The intra-uterine and external environmental factors not only affect the early development of fetuses, their interaction with genesis will also substantially program the physiological functions of offspring throughout life. Synthetic glucocorticoid (GC) is widely used for the management of women at risk of preterm birth or undergone autoimmune diseases. However, excess GC might cause a number of chronic diseases in later life. In the present study, we set up a programming rat model by daily injection of dexamethasone (DEX) since 14.5 dpc until labor, and found that the cardiac functions were significantly compromised in the male offspring compared with that exposed to NS, especially after ischemia/reperfusion (I/R), due to the increased infarction and apoptosis of myocardium.

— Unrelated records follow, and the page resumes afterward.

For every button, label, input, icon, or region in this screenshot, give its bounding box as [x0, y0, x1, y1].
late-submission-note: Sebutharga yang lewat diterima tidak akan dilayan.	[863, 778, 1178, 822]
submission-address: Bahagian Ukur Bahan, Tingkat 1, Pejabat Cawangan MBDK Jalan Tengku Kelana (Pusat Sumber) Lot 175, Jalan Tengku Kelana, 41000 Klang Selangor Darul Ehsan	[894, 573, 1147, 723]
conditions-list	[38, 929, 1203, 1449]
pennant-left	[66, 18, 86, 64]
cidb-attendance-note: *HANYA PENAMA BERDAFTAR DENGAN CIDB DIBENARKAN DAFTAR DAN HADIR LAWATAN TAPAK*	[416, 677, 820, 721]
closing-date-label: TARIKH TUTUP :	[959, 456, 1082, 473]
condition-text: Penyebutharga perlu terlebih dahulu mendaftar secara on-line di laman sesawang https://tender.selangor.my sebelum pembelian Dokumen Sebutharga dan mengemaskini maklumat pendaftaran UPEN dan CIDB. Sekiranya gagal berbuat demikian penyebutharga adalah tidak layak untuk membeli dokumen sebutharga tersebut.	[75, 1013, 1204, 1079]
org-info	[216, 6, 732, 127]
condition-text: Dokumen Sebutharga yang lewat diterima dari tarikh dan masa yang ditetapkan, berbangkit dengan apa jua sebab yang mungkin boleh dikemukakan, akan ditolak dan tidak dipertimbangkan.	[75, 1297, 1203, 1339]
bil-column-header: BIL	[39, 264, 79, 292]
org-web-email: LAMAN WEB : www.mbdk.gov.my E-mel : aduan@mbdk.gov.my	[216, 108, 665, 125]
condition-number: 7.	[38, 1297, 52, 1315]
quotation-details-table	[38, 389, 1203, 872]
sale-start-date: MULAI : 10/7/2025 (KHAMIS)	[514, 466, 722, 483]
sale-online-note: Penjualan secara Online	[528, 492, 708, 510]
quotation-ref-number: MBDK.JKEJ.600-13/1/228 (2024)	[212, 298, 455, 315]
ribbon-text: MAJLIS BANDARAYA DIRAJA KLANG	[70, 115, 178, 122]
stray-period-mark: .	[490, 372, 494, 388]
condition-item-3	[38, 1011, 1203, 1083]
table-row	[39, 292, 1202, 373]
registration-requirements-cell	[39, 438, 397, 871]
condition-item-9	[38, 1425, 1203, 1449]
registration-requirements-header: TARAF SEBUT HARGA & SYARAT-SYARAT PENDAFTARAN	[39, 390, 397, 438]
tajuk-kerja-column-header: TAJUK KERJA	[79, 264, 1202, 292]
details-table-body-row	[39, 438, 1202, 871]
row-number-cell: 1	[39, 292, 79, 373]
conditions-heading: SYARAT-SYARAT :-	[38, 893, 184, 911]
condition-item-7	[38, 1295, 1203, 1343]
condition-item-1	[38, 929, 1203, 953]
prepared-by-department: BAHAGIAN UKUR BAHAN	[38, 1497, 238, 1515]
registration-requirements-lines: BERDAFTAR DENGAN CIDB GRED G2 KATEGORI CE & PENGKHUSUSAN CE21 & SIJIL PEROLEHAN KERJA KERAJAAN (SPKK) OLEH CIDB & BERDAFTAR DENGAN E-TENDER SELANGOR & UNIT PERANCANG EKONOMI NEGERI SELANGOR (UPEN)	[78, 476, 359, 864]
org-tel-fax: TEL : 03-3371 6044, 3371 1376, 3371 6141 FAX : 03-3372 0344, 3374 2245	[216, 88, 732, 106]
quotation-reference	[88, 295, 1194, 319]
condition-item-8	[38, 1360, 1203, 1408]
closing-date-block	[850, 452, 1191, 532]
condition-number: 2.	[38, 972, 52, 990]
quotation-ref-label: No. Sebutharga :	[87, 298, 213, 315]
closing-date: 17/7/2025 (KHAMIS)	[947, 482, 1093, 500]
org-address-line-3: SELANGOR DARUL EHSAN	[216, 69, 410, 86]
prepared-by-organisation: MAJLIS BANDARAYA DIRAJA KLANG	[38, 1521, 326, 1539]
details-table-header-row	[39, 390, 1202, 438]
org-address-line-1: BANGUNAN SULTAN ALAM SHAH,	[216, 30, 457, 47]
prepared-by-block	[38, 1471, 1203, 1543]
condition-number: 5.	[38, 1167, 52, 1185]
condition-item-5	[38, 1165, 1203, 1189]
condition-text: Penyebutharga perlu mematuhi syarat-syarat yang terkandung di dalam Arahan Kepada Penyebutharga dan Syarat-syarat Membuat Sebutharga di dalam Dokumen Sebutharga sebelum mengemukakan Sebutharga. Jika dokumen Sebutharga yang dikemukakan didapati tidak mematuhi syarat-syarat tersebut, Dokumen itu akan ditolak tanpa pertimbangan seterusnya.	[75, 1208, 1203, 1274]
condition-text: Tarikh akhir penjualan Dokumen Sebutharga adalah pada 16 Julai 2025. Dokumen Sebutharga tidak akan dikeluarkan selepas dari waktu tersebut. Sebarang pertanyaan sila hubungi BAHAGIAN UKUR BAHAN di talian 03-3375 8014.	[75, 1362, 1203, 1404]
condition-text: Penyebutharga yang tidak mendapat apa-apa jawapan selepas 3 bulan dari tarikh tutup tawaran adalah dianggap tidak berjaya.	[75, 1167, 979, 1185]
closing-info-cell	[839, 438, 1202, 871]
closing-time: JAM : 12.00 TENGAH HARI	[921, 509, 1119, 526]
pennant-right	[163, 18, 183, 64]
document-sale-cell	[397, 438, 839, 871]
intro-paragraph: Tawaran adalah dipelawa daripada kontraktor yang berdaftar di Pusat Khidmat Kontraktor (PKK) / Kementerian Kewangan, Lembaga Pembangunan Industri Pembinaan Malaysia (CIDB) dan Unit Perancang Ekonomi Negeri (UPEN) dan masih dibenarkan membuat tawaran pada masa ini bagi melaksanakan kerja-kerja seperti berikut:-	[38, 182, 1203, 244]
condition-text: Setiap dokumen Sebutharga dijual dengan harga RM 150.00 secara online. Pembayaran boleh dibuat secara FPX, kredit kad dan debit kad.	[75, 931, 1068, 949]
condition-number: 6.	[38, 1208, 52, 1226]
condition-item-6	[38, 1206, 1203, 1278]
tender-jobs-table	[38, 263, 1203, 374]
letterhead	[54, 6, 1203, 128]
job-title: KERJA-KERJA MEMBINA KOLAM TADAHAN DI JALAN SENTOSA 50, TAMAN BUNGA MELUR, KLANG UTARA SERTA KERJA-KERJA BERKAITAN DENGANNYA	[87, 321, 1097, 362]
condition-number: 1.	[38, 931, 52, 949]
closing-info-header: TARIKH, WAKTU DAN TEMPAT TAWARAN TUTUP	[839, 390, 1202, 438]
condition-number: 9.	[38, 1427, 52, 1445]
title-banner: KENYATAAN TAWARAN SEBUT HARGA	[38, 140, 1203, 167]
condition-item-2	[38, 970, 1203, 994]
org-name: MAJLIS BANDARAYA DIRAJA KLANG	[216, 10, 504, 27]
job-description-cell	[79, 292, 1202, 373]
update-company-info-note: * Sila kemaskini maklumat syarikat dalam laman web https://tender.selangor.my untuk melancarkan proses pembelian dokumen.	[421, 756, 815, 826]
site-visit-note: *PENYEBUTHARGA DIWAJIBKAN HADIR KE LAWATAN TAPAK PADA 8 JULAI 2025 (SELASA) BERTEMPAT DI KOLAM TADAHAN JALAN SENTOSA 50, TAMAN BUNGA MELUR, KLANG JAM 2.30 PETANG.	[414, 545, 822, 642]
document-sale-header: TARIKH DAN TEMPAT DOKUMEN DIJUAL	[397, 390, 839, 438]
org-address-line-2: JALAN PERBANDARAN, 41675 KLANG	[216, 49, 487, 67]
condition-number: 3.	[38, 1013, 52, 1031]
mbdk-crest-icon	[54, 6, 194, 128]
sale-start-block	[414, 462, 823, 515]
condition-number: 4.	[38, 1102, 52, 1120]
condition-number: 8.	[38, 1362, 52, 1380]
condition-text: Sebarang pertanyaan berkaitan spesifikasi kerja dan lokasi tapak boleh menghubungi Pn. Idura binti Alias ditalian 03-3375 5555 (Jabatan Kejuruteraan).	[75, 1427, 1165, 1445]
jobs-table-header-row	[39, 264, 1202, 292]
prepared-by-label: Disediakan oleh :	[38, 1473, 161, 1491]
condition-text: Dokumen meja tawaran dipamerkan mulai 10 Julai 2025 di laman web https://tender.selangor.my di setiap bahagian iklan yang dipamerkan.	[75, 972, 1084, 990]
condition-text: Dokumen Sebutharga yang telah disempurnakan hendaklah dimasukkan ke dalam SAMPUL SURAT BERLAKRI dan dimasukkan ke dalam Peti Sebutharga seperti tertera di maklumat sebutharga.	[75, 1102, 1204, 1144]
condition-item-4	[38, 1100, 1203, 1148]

Using MeDIP sequencing, we identified four genes involved in the cardiac muscle cell differentiation and development pathway exhibited increased methylation in their promoter regions, among which, bone morphogenetic protein-4 (BMP4) expression is coordinately decreased in myocardium from male mice prenatally exposed to DEX. The programming effect of DEX on cardiomyocytes apoptosis was found to be dependent on mitochondria dysfunction, whereas the breakdown of mitochondrial membrane potential (ΔΨm) and the decrease of ATP production from mitochondria caused by prenatal DEX exposure both can be restored by BMP4 predisposing on neonatal cardiomyocytes 24 h prior to I/R. Inversely consistent with ΔΨm and ATP production, the release of reactive oxygen species was dramatically elevated in cardiomyocytes, which was significantly inhibited in the presence of BMP4 prior to I/R. These findings suggested that the excess GC exposure during pregnancy increases the susceptibility of male offspring's heart to "second strike", due to the decrease of BMP4 expression caused by the hypermethylation on Bmp4 promoter and the absence of BMP4 protective effect in cardiomyocytes, making the addition of BMP4 a promising treatment for the congenital heart disease under such circumstances.